Annual VC funding for alt-protein startups reached $6 billion in 2021, doubling 2020's total deal value.
Investor enthusiasm appears to have slackened in H1 due to market volatility and disappointing retail sales performance of public plant-based providers. However, megadeals like Meati's $150 million Series C continue to close.
The narrowing of the IPO window and a contraction of funding opportunities will encourage consolidation in the near term.
However, alt-protein technologies are in their infancy, and the future remains bright. The challenges of climate change and global food security are only gaining in urgency, and alt-proteins will likely be an essential tool in these fights.

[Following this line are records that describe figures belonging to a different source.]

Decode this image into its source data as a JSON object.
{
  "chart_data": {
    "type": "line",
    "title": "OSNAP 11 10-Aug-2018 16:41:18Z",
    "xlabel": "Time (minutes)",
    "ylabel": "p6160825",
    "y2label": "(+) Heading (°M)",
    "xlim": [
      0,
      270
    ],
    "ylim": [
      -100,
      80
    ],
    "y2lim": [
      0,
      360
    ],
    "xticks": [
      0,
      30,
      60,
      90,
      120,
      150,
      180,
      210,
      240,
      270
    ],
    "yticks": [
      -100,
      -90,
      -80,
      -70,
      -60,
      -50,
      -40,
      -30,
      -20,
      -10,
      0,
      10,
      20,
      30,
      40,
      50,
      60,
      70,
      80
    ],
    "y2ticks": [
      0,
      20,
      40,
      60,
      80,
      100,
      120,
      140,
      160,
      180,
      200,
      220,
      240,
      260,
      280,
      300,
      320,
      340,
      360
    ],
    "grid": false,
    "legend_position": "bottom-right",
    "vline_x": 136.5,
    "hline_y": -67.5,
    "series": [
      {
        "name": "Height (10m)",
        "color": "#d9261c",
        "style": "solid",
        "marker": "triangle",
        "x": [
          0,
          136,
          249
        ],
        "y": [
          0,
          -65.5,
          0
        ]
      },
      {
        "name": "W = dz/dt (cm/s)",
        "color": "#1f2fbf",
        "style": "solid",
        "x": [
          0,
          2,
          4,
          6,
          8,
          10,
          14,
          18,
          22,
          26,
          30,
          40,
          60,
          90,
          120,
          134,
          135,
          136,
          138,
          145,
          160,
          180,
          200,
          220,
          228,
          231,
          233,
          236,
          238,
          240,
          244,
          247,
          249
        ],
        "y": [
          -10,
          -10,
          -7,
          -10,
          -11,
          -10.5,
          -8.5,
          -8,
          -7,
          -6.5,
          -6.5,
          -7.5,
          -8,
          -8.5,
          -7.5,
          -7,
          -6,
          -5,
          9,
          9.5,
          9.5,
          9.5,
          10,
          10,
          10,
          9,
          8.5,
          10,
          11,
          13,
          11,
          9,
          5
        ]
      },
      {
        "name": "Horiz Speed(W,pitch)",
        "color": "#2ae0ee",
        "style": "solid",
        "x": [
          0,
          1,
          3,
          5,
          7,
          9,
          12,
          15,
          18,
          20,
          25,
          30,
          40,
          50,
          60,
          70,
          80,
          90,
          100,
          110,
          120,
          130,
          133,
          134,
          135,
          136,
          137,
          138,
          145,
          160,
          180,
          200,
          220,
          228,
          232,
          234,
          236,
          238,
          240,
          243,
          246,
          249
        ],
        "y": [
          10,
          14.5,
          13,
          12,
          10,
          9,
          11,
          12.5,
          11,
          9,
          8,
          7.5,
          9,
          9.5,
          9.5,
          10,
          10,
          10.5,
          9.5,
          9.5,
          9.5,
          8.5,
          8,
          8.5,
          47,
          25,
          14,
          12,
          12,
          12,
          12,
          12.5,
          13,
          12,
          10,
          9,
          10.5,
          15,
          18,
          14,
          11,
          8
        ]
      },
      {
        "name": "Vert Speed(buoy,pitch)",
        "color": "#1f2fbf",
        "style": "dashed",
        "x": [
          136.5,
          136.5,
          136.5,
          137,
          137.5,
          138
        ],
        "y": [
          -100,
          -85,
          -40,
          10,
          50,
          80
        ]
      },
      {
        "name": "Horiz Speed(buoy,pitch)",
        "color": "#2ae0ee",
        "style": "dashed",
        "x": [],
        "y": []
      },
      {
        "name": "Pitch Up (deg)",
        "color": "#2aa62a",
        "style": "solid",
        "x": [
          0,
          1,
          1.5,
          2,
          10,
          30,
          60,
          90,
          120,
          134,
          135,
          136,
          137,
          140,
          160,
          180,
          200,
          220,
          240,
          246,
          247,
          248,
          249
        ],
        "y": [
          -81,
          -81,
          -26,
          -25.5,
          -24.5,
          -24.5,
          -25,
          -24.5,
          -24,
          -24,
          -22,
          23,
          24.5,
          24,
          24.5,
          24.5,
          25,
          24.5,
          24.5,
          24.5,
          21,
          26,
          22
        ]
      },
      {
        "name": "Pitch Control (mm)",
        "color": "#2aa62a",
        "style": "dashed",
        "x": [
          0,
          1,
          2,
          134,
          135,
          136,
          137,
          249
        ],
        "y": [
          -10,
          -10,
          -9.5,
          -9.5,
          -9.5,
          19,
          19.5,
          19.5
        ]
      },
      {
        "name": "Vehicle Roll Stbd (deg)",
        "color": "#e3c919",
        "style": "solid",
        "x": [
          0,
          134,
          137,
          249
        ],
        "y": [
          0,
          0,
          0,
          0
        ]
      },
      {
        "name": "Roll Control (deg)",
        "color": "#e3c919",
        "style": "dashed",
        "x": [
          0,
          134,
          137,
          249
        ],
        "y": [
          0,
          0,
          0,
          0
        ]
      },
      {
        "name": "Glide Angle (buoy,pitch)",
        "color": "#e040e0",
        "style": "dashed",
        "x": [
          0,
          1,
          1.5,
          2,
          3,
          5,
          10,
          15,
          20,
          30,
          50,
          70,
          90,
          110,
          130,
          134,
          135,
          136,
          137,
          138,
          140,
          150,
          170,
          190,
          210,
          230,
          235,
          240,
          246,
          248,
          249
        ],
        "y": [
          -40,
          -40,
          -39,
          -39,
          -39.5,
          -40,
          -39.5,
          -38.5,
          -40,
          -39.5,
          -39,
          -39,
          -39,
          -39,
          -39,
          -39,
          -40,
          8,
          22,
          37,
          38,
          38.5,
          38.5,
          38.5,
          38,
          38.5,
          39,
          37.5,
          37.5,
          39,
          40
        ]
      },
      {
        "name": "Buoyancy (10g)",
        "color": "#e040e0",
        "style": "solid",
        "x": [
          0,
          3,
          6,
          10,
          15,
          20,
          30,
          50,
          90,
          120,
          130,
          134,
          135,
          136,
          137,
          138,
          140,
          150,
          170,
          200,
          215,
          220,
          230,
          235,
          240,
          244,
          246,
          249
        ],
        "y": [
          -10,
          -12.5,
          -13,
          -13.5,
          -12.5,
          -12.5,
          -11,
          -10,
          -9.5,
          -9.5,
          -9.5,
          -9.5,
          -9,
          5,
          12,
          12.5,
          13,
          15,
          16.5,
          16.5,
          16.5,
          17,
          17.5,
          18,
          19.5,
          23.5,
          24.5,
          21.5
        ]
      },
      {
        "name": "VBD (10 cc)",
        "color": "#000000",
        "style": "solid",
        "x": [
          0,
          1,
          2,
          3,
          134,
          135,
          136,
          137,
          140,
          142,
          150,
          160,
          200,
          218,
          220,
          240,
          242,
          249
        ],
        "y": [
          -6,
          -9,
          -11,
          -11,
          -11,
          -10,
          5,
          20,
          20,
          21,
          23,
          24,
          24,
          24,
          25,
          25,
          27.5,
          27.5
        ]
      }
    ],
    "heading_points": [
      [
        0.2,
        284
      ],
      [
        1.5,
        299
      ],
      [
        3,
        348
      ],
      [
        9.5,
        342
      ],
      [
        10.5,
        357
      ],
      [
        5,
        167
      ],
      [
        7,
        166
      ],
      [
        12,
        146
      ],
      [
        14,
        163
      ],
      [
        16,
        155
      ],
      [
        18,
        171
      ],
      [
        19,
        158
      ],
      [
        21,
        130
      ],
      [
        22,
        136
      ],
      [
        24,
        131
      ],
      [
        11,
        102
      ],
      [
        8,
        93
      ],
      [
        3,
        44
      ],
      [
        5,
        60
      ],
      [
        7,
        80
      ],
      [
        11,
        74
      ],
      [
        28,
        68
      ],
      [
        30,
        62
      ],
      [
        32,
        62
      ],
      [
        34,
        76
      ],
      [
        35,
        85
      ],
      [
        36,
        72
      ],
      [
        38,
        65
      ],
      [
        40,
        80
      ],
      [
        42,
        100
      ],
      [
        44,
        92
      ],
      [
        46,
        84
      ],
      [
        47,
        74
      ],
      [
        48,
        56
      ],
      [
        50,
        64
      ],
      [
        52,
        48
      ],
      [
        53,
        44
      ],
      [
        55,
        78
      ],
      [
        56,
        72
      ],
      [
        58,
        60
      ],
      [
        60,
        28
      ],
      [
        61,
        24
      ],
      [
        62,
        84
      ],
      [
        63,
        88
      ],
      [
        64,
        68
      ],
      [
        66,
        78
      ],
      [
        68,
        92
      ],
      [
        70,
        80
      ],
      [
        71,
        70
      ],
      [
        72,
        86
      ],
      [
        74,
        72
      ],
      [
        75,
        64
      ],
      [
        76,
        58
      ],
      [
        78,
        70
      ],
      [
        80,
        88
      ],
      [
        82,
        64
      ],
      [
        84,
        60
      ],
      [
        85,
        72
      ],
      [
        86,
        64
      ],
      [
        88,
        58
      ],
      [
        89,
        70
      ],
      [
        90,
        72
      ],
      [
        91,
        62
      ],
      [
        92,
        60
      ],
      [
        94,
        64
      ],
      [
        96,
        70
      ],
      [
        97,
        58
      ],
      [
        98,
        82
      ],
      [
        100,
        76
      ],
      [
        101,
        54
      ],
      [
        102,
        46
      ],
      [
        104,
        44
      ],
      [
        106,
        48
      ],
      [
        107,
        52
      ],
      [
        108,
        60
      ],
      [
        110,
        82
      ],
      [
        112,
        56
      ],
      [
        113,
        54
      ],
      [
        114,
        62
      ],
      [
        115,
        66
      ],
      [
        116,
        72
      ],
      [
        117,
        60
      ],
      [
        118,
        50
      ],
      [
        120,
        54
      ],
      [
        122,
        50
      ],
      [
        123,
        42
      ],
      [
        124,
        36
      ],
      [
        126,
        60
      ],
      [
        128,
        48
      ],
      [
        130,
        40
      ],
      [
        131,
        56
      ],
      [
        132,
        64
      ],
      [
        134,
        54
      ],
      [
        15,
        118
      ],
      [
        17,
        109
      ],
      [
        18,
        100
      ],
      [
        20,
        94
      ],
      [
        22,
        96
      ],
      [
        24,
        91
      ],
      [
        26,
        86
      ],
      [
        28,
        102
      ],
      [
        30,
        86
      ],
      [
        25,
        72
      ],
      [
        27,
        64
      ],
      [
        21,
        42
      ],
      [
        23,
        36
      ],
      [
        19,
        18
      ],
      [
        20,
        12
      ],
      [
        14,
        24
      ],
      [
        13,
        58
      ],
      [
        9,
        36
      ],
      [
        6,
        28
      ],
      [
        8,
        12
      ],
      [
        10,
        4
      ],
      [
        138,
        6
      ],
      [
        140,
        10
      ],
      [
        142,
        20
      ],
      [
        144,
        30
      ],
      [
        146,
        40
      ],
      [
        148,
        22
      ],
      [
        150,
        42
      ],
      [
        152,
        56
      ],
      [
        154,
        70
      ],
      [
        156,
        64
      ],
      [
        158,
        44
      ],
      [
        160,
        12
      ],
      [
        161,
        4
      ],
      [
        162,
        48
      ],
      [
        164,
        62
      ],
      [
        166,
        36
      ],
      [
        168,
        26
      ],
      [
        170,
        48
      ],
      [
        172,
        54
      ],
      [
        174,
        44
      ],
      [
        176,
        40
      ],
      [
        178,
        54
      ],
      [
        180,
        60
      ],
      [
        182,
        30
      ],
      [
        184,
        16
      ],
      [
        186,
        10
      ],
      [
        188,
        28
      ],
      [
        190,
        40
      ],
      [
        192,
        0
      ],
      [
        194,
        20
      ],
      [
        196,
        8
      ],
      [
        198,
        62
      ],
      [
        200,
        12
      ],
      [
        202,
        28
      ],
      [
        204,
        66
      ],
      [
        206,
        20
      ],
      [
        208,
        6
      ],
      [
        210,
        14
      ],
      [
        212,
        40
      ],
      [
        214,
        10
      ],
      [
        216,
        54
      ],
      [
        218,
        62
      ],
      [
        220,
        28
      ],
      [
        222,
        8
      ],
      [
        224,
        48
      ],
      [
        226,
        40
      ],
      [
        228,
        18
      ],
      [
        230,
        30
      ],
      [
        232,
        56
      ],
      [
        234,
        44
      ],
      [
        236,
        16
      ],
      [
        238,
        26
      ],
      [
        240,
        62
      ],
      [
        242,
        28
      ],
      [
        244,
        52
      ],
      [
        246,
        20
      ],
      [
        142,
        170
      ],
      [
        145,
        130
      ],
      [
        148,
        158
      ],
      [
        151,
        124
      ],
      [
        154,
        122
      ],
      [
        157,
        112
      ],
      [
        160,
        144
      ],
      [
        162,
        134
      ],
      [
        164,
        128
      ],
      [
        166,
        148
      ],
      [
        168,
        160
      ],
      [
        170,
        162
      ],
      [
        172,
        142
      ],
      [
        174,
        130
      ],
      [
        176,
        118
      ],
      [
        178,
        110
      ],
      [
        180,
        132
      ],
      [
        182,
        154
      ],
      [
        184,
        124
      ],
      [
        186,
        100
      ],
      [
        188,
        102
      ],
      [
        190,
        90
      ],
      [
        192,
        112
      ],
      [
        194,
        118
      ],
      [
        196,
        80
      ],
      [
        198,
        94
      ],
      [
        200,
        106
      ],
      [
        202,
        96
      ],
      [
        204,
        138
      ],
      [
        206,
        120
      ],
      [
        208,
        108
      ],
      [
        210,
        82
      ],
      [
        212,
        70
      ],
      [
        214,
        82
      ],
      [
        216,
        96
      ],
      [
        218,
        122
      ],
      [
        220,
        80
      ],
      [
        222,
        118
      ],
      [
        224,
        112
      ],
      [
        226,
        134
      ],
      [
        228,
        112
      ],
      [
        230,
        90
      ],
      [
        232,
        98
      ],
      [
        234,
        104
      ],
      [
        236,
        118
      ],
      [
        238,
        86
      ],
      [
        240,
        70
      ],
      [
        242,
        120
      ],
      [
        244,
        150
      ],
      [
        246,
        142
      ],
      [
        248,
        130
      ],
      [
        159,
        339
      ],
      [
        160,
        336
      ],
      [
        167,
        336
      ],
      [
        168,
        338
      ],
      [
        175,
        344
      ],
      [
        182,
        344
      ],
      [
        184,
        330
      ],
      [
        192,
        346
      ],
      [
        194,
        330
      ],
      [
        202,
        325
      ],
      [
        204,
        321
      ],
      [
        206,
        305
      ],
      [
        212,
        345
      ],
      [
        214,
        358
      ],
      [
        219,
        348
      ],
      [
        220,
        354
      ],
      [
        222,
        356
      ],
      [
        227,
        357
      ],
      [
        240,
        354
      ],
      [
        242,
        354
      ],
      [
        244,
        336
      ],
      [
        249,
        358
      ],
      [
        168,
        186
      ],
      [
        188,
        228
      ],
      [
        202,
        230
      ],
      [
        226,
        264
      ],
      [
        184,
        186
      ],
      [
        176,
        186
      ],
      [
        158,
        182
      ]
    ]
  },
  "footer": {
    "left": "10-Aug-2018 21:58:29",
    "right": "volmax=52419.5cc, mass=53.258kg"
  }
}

One of the major challenges to alt-protein adoption has been retail pricing, which is generally much higher than conventional animal proteins.
In June, ProVeg International identified that the average price of plant-based meat in the Netherlands had fallen below conventional animal meats, primarily due to elevated grain costs, which impacted the cost of animal feed.
Continued elevated grain prices
may drive a significant uptick in alt-protein sales and adoption in the near term.
In the future, we can expect to see more diverse alternative proteins available globally and beyond.
Startup Nature's Fynd recently sent a biomass fermentation bioreactor into space aboard a SpaceX rocket to explore the potential to grow alternative proteins aboard the International Space Station.
Meanwhile, startups on earth are developing new alt-proteins, including fish, lobster, and even exotic meats like zebra and elephant.
Although it seems futuristic, tomorrow's edible foodtech may be just around the corner.